Sunday, May 02, 2010

Make New York City a terrorist-free zone: A states’ rights defense against Mahmoud Ahmadinejad.

By Bernie Quigley

For The Hill on 5/3/10

We might be at the sea change when CNN reports that it was a Vietnam veteran who noticed smoke from the car bomb intended to blow up Times Square. The degradation of Vietnam vets came from a society which couldn’t face the difficult realities of democratic life and represented soldier/action man – those who could - as a drug addict, “baby killer” and psycho. But here he is now with instinct, awareness, responsiveness and courage. He is Master Chief; he is Zen Man. He, the soldier, the veteran, is the culture’s one essential element; the fundamental building block of a free society. Possibly we are turning a corner. Maybe the black flags can start to come down now.

The incident may even bring even New York City, which prides itself on its inability to deal effectively with terrorism, much as Boston did before Christmas, to a fighting stance. The Christmas bomber brought Scott Brown to the Senate and brought New England – like the Kind in Lord of the Rings - out of its pseudo-pacifist trance. Possibly this could do the same for New York City.

It couldn’t happen at a better time for New York, for America. A week before Mahmoud Ahmadinejad comes to New York City to gloat. New Yorkers should not let it happen.
“Prime Minister Netanyahu's senior ministers have arrest warrants waiting for them in Europe's capital cities - while mass murderer Mahmoud Ahmadinejad is invited to lecture at Columbia University,” my Israeli friend Moshe Feiglin wrote last month. Now Ahmadinejad comes to the UN.

Certainly Hillary will grant him a passport. The Clintons, although generational figures; Sixties people and not real New Yorkers – denial again – have been snuggling up to terrorists since the Oslo Agreements.
Real New Yorkers should stop this from happening.

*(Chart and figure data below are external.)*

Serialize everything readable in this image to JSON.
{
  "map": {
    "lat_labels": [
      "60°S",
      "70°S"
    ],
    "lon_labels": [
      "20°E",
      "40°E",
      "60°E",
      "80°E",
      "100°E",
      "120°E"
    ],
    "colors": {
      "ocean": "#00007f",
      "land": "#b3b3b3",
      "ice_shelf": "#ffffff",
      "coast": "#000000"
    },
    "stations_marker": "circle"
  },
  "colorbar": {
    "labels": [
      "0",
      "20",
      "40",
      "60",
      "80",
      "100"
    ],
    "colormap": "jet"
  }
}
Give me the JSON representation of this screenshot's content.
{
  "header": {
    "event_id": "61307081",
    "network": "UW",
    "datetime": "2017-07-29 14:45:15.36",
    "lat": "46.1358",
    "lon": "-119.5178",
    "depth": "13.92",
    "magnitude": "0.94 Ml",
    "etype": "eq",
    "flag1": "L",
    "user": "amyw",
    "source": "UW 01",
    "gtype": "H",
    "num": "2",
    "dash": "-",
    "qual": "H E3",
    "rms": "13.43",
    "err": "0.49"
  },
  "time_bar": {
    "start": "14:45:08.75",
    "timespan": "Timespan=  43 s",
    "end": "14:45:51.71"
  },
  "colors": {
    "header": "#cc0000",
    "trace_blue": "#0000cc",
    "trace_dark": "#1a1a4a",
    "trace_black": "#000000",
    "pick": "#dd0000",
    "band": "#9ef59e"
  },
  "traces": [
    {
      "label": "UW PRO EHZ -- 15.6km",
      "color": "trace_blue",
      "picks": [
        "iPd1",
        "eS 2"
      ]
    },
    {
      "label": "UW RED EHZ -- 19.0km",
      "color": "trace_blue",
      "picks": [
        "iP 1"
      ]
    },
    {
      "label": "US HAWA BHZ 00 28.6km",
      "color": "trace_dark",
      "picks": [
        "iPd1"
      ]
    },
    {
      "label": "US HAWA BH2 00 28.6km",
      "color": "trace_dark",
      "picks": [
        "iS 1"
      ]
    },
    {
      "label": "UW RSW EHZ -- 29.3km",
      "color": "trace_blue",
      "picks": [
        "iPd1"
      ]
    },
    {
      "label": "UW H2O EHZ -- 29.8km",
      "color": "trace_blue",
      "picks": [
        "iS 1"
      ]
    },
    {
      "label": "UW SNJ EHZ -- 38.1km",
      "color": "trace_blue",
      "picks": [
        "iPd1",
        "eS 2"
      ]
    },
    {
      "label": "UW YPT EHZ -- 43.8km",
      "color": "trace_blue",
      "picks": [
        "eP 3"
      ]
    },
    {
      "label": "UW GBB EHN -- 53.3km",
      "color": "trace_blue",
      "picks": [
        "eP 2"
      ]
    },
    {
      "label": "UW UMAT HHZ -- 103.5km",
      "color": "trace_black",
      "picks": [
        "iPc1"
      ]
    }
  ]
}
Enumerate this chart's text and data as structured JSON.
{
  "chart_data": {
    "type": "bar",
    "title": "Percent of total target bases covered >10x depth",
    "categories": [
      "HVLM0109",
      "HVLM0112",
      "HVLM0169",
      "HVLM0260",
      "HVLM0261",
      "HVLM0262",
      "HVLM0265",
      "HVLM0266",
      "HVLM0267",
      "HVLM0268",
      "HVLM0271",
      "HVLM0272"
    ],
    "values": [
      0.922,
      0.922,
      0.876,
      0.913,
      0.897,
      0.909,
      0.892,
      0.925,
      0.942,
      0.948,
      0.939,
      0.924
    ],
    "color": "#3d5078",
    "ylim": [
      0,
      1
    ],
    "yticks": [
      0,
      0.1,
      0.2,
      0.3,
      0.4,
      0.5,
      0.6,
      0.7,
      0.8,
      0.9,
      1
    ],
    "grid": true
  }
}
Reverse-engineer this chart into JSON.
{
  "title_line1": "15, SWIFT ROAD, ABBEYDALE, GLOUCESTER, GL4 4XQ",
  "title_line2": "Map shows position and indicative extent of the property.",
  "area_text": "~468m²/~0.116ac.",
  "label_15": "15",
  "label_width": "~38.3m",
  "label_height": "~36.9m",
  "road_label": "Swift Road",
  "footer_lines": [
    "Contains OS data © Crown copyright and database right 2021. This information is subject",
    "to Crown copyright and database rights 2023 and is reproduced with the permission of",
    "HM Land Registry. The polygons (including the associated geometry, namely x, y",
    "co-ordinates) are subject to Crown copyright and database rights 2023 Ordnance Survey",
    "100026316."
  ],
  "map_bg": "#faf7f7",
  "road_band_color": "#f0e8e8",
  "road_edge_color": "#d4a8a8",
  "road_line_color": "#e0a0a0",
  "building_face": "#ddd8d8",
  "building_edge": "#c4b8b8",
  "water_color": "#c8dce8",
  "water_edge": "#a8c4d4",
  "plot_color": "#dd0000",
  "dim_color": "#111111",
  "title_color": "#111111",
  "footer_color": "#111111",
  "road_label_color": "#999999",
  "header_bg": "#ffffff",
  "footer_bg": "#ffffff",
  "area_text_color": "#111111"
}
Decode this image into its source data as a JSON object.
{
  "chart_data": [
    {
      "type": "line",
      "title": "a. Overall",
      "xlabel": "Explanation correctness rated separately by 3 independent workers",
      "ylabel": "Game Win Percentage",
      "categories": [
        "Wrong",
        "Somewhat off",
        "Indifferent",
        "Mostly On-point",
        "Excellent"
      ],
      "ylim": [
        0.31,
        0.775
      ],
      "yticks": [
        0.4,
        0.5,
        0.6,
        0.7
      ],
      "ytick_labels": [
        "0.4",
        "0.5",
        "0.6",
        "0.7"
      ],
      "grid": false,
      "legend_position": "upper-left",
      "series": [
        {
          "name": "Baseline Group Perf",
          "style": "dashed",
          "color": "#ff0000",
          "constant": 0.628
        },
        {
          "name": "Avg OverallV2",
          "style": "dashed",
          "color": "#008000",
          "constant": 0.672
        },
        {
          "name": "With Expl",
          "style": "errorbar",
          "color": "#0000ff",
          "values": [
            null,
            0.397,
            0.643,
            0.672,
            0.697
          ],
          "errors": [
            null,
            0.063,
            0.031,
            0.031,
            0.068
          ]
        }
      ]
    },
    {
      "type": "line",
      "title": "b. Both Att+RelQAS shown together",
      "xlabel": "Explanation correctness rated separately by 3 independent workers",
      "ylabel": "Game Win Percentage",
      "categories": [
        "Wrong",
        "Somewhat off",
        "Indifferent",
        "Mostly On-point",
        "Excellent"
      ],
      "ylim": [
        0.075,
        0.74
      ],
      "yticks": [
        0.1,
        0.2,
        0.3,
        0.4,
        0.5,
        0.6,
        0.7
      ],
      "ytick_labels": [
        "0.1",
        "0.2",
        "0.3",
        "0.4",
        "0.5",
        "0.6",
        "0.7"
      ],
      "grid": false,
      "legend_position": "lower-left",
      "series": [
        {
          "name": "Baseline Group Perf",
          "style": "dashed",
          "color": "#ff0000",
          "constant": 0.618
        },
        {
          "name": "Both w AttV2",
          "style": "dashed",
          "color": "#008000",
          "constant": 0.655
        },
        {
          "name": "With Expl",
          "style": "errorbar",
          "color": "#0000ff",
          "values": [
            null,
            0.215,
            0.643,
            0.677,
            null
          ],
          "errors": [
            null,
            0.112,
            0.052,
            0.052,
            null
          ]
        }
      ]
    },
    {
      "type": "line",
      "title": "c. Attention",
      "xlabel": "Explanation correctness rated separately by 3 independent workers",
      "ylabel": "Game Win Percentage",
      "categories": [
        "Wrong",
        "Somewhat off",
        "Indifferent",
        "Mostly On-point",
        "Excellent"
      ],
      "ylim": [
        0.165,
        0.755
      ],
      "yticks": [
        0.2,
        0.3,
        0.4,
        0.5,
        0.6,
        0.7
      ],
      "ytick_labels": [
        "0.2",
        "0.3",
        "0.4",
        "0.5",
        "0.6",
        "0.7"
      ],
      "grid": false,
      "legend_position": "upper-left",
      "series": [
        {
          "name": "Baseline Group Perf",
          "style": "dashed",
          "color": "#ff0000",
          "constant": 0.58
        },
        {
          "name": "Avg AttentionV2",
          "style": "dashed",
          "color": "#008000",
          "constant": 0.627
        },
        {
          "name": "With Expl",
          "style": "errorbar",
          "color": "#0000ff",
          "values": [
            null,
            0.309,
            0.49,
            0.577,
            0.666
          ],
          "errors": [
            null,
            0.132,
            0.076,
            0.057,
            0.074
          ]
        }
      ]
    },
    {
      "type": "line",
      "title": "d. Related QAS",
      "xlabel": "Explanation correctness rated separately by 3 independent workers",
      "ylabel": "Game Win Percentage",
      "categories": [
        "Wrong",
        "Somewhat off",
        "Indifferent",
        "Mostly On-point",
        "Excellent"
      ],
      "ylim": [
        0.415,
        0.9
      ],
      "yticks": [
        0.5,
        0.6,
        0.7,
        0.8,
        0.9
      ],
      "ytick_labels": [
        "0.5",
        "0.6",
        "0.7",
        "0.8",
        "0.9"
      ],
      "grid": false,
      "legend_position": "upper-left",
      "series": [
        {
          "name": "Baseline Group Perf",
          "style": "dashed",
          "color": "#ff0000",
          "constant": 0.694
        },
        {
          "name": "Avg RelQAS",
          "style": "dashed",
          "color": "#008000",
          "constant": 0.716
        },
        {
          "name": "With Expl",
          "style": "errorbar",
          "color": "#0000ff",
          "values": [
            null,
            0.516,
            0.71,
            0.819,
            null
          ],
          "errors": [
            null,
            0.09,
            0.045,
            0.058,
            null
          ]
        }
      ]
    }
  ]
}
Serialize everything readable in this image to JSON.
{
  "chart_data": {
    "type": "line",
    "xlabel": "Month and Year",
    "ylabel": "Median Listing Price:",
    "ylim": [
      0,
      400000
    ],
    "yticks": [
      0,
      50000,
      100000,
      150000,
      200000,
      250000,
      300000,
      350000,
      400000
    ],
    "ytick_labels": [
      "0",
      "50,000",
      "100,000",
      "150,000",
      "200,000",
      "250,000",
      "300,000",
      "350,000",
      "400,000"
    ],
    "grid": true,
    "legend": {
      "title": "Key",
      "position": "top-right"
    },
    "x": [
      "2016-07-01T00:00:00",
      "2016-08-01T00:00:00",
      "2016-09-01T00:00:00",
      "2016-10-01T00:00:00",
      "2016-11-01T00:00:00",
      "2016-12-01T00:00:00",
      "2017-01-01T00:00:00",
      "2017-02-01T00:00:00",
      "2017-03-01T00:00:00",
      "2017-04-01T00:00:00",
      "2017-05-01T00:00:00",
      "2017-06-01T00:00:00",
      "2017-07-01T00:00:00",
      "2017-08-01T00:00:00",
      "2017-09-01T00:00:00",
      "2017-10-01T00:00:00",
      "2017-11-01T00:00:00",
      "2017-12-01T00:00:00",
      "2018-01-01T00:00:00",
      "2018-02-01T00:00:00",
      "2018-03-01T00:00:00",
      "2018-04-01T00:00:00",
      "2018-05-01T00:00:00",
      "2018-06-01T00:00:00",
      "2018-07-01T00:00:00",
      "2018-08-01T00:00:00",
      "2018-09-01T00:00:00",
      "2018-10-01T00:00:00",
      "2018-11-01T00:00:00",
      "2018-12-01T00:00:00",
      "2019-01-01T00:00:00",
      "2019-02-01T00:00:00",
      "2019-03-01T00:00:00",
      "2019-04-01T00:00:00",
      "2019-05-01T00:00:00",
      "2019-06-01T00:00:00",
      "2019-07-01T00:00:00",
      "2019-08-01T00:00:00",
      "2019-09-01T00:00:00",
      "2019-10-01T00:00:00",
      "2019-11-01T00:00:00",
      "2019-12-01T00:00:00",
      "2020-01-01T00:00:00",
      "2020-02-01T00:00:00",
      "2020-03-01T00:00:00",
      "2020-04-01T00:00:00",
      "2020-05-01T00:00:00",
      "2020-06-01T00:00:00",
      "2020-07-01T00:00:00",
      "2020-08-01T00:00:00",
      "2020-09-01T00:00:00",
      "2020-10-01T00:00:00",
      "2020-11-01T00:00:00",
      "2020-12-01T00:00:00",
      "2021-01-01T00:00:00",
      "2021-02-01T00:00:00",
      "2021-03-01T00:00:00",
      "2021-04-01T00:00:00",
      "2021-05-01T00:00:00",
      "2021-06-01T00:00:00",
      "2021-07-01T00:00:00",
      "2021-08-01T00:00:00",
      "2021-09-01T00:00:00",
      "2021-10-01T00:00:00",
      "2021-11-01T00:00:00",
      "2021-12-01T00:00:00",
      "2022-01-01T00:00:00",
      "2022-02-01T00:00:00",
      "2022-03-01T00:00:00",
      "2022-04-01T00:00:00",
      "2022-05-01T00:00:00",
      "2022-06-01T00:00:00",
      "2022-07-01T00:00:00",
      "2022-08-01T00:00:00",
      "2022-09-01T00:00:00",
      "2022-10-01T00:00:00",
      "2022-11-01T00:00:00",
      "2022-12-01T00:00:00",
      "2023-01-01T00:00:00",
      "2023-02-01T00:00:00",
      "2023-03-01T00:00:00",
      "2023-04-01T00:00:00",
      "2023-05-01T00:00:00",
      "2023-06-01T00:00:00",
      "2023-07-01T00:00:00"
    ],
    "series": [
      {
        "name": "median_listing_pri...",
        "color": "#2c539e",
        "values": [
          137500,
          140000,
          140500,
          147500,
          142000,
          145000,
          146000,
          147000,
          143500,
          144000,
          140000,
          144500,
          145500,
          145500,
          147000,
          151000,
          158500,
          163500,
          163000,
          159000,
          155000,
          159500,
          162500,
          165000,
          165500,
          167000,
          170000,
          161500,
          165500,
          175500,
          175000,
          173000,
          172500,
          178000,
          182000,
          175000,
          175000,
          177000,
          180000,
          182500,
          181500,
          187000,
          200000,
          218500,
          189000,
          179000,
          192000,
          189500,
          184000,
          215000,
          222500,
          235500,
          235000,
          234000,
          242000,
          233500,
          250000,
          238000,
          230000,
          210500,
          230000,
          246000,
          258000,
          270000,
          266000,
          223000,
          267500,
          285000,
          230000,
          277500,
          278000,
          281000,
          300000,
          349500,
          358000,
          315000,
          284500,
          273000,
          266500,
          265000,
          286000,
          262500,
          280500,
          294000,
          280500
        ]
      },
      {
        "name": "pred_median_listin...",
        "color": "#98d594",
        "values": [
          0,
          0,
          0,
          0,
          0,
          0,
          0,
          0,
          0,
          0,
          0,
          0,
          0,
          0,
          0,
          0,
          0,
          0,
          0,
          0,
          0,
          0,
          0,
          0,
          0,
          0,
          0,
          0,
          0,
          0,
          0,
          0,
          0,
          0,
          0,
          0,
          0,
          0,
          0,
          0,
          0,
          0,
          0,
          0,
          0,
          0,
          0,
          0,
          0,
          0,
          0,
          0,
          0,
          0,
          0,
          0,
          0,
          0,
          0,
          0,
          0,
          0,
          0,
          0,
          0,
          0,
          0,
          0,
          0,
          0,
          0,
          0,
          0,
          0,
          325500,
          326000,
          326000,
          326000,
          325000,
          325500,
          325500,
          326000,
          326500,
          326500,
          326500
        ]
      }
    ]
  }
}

I hope the governor of Arizona is not aiming for annulment with her new immigration law. As Texas Governor Rick Perry said, it is a bad law. It is especially bad as states sovereignty posture following the wave and appealing to complex and low populist passions. But I bet New York City could find a great states rights defense against Ahmadinejad right now and prevent his entering the city; my city, the greatest city in the world.

There are so many different ways to make this not happen. But New York has, since the Sixties, come to see protest as an end in itself. That is, the idea that a bunch of people going outside to pout, as per the Saul Alinsky handbook, is in itself satisfying. It is zero sum. It makes no different to these people if it succeeds or fails. They like to fail. It relieves them of the responsibilities of governance; of adulthood. They substitute easy tasks for responsibility: Yes, we welcome terrorists like Yasser Arafat and Ahmadinejad, even Kali, the Death Mother, but we have a very strong bottle bill. At the beginning of the war on Iraq, which I opposed, we offered a price for the war on Iraq: State secession. A “states rights defense against Dick Cheney.” Seems to have caught on. There has to be a price extracted; there has to be an object, or it is just a play of conspicuous piety, and New Yorkers have been doing this for 40 years now.

The plan should be two parts: One, Ahmadinejad will not speak, will not arrive in New York City. Two: What are the options?

Because the UN is irrelevant to the moral core of the greatest city of the world and so it a federal government that would grant a high terrorist like Ahmadinejad a visa. And if New York City meets the needs and demands of these aerial abstractions that hover above her like the space ships in V, she loses her moral core; she loses her soul; she loses everything.